Alisnya tebal, hidungnya bangir, serta mulutnya terkatup. Bibirnya terlihat
membiru meskipun tidak biru sama sekali. Juniar tidak mengenali siapa wanita
yang terbujur kaku di sebelahnya. Tiba-tiba, ketika ia asyik memperhatikan
wajah si wanita, masuklah wanita paruh baya.

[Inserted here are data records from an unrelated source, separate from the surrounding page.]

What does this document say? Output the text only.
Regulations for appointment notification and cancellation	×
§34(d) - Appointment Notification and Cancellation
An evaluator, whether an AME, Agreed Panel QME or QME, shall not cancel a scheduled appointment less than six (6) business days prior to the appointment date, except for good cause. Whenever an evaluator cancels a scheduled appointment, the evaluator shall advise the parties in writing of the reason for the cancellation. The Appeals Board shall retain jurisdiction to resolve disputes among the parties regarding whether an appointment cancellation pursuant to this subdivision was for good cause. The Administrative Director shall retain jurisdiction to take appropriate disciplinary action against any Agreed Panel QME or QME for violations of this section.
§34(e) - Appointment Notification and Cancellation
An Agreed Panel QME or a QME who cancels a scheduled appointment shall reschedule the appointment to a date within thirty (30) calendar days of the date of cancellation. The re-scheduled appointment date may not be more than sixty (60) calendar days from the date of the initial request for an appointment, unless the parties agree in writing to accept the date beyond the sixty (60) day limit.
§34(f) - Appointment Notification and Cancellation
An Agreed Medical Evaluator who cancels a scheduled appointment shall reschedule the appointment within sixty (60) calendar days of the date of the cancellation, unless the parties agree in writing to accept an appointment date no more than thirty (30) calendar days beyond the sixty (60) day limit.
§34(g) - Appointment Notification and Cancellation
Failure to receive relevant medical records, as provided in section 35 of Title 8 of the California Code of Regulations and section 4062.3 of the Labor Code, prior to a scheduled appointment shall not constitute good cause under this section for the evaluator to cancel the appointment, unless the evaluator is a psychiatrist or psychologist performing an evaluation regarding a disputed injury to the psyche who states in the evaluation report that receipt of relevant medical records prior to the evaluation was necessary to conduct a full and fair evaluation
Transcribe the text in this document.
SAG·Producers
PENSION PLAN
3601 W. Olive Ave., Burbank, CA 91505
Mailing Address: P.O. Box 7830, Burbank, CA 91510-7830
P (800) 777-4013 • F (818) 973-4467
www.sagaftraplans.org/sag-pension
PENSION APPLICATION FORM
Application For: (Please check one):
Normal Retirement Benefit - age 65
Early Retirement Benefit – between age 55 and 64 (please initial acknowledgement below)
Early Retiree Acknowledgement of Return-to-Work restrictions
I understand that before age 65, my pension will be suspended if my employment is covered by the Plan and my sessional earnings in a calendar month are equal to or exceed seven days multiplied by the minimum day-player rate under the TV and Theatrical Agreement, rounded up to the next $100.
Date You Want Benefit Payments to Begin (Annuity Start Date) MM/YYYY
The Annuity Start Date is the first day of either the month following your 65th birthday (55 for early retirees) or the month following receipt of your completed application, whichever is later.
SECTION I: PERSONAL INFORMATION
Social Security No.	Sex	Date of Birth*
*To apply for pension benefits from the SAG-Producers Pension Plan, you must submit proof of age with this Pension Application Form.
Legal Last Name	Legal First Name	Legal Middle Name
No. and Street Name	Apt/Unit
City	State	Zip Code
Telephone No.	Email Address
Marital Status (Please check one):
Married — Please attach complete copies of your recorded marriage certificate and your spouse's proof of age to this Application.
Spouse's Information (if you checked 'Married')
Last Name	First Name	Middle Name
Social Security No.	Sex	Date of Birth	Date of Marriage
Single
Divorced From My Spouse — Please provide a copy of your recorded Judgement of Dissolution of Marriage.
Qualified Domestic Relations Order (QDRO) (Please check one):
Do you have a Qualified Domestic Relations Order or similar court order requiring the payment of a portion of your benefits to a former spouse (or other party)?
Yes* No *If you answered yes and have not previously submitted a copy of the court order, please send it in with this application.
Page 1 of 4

Kepalanya ditutupi kerundung.
Matanya agak sembab seperti habis menangis. Ruangan itu agak temaram sehingga Juniar
hanya mengira-mengira wajah wanita paruh baya yang datang itu. Saat wanita
paruh baya itu mendekat ke wanita yang terbujur kaku, barulah Juniar bisa
melihat jelas wajahnya. Otak Juniar langsung merespon. Ia seperti mengenali
wajah itu. Setelah mengingat sebentar, tahulah ia kalau itu adalah Mak Wawi, si
pemilik warung nasi langganannya.
“Mak,” ucap lirih Juniar, berusaha
menyapa Mak Wawi. Wanita paruh baya itu hanya diam. Ia duduk di sebelah wanita
muda yang terbujur kaku itu. Tangannya membelai-belai wajah si wanita muda.
Gumaman lirihnya bernada kesedihan. Juniar memperhatikan seksama dada wanita
muda yang menyembul indah itu. Matanya sengaja melihat sungguh-sungguh.
Tiba-tiba tenggorokan Juniar seperti tercekat. Dada wanita muda itu tidak
bergerak naik-turun. Wanita itu tidak bernafas. Juniar membuang nafasnya
buru-buru. Lebih terkejut lagi ia, ternyata ia berada dalam kamarnya sendiri.
Tapi mengapa kamarnya seperti berubah?? Spontan Juniar memukul wajahnya. Sakit
yang dirasakan. Anehnya, kakinya bagai terpaku di lantai, tak bisa digerakkan.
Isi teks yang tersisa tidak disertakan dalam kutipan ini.